New TVs have terrible speakers. I spent a long time watching movies on a new, tinny-sounding television, not caring about the sound quality. Then I bought a cheap sound bar and marveled at the depth and range of the audio... for approximately the length of time it took to watch one movie. By the end, the new and great had become old hat once more. All this to say, it doesn't take long for what’s new to become old once more. 

The Toronto Raptors might be in that boat once again. Immediately after making the trade for Immanuel Quickley and RJ Barrett, the Raptors were more fun than a trampoline. Then, very quickly, they were good.

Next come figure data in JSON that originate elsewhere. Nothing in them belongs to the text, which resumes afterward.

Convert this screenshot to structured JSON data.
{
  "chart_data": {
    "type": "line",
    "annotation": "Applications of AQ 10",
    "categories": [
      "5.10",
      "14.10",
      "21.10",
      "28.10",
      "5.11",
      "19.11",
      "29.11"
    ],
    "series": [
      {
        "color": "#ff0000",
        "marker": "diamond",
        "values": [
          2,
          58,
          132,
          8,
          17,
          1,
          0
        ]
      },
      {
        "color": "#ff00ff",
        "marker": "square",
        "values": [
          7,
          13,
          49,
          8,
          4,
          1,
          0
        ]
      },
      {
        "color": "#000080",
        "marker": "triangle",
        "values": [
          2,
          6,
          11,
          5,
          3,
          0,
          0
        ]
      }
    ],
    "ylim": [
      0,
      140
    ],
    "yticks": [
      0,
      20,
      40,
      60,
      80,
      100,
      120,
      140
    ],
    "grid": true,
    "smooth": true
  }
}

They won their first two games after the trade. Now Toronto is, once again, not particularly good. They are now 3-5 since the trade with, yes, solutions to old problems -- but also plenty of new problems, too

And the Raptors actually played quite a solid game against the Boston Celtics. 

Thad Young is not the most mobile defender, but he found his way into the game. He drew charges as the tagger by getting to his spot exceptionally early. He tipped away entry passes and dribbles for steals.

Darko Rajakovic also found impressive ways to improve Toronto’s defense. Defensive rebounding has been a huge problem in recent games without Jakob Poeltl (and playing lots of zone to protect undersized centers), and it has been made worse with Scottie Barnes having to guard smaller players and finding himself out of defensive rebounding position. Rajakovic addressed it pregame, and the switch was to match Barnes with Jayson Tatum rather than a guard, keeping him closer to the rim. 

He finished with nine rebounds in the first half -- more than he had in any single game since the trade. And in the second half, Toronto conceded the switch far less easily, with Barnes fighting through screens to stay with Tatum rather than picking up opposing smalls. Instead it was RJ Barrett often switching onto bigs, banging with Kristaps Porzingis and Al Horford for Toronto. Toronto finished with 52 rebounds, its most since before the trade. It held Boston to just five offensive rebounds.